The children led Gabriel near the young men of the tribe, and he took his place among them, awkwardly nodding his greetings. He wrapped his woolen blanket around his body to ward off the chill and tried to get lost in the background. It was impossible. Everyone was aware of his presence. He knew he was as unfamiliar to these people as they were to him. They all stared, not in a threatening manner but in study, as if prolonged exposure to the subject would help them understand his nature.
Gabriel avoided meeting their eyes, staring instead at the belly of the fire. Perhaps the Bedouins did not feel threatened by him, but he wasn’t sure he felt the same of them.
How had he ended up amongst these people? He struggled to recall something about his life before, but he could not. Memory was a charlatan, cheating him of something so basic as his identity. It was as if his life had begun on the night he’d woken, tenuously clinging to life, in Hairan’s tent. All that came before was a mystery whose veil had yet to be lifted.
He stared at the fire and tried to concentrate. What came to mind was the same jumble of nonsense: faces with no names, unfamiliar places, images ebbing and flowing like the tide of his dreams.
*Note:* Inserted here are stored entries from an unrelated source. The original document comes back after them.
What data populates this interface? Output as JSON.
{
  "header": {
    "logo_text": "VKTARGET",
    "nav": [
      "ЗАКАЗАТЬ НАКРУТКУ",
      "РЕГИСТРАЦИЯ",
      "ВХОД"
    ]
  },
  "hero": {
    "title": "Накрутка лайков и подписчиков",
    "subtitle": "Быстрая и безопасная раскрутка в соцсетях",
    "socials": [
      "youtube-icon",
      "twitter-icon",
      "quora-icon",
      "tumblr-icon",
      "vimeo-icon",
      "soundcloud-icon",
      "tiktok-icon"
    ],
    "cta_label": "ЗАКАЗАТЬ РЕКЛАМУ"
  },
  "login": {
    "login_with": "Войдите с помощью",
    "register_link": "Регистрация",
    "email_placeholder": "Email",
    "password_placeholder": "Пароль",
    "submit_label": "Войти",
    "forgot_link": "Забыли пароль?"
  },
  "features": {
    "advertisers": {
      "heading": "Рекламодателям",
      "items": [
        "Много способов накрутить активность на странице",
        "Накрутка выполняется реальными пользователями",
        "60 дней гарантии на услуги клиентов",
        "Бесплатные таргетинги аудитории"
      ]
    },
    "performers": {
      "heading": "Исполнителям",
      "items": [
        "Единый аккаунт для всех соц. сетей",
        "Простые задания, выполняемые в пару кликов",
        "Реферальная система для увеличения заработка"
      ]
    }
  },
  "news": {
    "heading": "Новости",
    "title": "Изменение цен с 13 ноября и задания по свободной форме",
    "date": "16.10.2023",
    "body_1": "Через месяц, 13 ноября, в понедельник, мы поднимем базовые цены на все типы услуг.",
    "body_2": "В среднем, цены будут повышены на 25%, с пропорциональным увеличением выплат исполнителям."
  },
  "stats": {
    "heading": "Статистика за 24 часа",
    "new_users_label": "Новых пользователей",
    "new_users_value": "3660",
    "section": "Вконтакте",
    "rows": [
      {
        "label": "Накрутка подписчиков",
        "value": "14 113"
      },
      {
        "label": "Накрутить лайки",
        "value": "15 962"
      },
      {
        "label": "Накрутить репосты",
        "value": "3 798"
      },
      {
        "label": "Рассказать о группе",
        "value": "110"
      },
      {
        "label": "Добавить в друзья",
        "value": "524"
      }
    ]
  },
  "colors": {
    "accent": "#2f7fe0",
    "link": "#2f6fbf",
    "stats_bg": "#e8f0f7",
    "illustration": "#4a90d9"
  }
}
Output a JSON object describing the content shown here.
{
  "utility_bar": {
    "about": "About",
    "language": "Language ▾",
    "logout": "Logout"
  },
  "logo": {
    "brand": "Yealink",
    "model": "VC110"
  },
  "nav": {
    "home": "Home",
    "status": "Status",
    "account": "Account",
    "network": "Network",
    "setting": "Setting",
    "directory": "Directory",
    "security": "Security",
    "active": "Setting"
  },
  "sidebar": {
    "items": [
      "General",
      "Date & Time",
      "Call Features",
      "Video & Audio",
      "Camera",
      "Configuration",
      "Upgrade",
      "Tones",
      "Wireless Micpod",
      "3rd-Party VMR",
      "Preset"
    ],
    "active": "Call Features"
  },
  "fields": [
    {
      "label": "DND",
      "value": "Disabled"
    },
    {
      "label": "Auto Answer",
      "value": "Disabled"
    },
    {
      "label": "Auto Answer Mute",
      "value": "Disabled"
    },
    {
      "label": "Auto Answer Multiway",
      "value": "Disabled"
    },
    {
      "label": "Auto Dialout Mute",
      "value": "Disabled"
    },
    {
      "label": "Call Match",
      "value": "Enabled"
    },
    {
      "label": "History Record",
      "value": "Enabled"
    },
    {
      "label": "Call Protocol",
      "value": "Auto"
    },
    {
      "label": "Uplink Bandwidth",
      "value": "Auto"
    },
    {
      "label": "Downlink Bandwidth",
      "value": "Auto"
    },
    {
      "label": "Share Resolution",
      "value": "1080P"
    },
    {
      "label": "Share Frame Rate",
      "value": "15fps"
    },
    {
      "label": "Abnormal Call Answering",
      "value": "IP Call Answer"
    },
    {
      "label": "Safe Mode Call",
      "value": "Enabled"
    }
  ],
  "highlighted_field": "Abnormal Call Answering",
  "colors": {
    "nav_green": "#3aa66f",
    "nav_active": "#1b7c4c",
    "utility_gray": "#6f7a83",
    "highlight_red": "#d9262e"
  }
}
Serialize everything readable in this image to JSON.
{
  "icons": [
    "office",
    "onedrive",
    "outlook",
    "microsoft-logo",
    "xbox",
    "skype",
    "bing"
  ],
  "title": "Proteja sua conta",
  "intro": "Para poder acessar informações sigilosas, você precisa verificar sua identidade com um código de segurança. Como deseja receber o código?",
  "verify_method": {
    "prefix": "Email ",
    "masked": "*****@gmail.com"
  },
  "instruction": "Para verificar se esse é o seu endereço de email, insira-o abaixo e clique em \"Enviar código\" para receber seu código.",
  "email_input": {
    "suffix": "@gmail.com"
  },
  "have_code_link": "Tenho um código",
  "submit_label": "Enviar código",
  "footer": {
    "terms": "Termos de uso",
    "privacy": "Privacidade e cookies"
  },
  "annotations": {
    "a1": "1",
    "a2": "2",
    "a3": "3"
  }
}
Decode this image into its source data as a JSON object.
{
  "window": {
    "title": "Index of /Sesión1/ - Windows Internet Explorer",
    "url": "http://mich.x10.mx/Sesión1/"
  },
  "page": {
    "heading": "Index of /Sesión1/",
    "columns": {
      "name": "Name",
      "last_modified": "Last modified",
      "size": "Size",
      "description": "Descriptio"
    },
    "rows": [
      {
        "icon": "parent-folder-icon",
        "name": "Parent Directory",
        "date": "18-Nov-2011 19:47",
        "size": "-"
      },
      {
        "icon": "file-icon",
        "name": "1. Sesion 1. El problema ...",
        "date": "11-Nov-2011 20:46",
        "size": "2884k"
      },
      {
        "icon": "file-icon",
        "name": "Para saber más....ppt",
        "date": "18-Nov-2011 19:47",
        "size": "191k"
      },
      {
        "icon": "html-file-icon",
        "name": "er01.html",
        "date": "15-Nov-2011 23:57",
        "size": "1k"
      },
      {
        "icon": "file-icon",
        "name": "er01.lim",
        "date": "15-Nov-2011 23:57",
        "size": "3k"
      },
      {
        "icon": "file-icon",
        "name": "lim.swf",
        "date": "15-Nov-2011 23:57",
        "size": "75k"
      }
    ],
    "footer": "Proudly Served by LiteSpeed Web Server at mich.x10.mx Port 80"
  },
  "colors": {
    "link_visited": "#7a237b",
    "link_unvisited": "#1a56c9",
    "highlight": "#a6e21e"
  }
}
The shrill voice of a woman singing a cappella interrupted his racing thoughts. She carried a tune admirably, her voice rising and falling and reverberating in her throat, floating dreamily in the space between reality and illusion. Everyone was still, transfixed by the chanteuse, as if nothing mattered but her song.
Gabriel was surprised by the reverence for beauty displayed by the people he had dismissed as philistines. A wave of shame washed over him.
The songbird’s anthem was the prelude for an entire evening of dance and song. The musicians played with a fervor usually reserved for big events, like the passage to spring or a birth, human or animal. The instruments wailed under the continuous pounding, plucking, and blowing.
The women kneeled before the men and poured wine from goatskin bladders into small clay cups. Taneva, the eldest of the womenfolk, bowed before Gabriel and poured wine into his cup. The old woman looked at him with the tender eyes of a mother and smiled broadly, revealing the four teeth that clung like stalactites to her purple gums.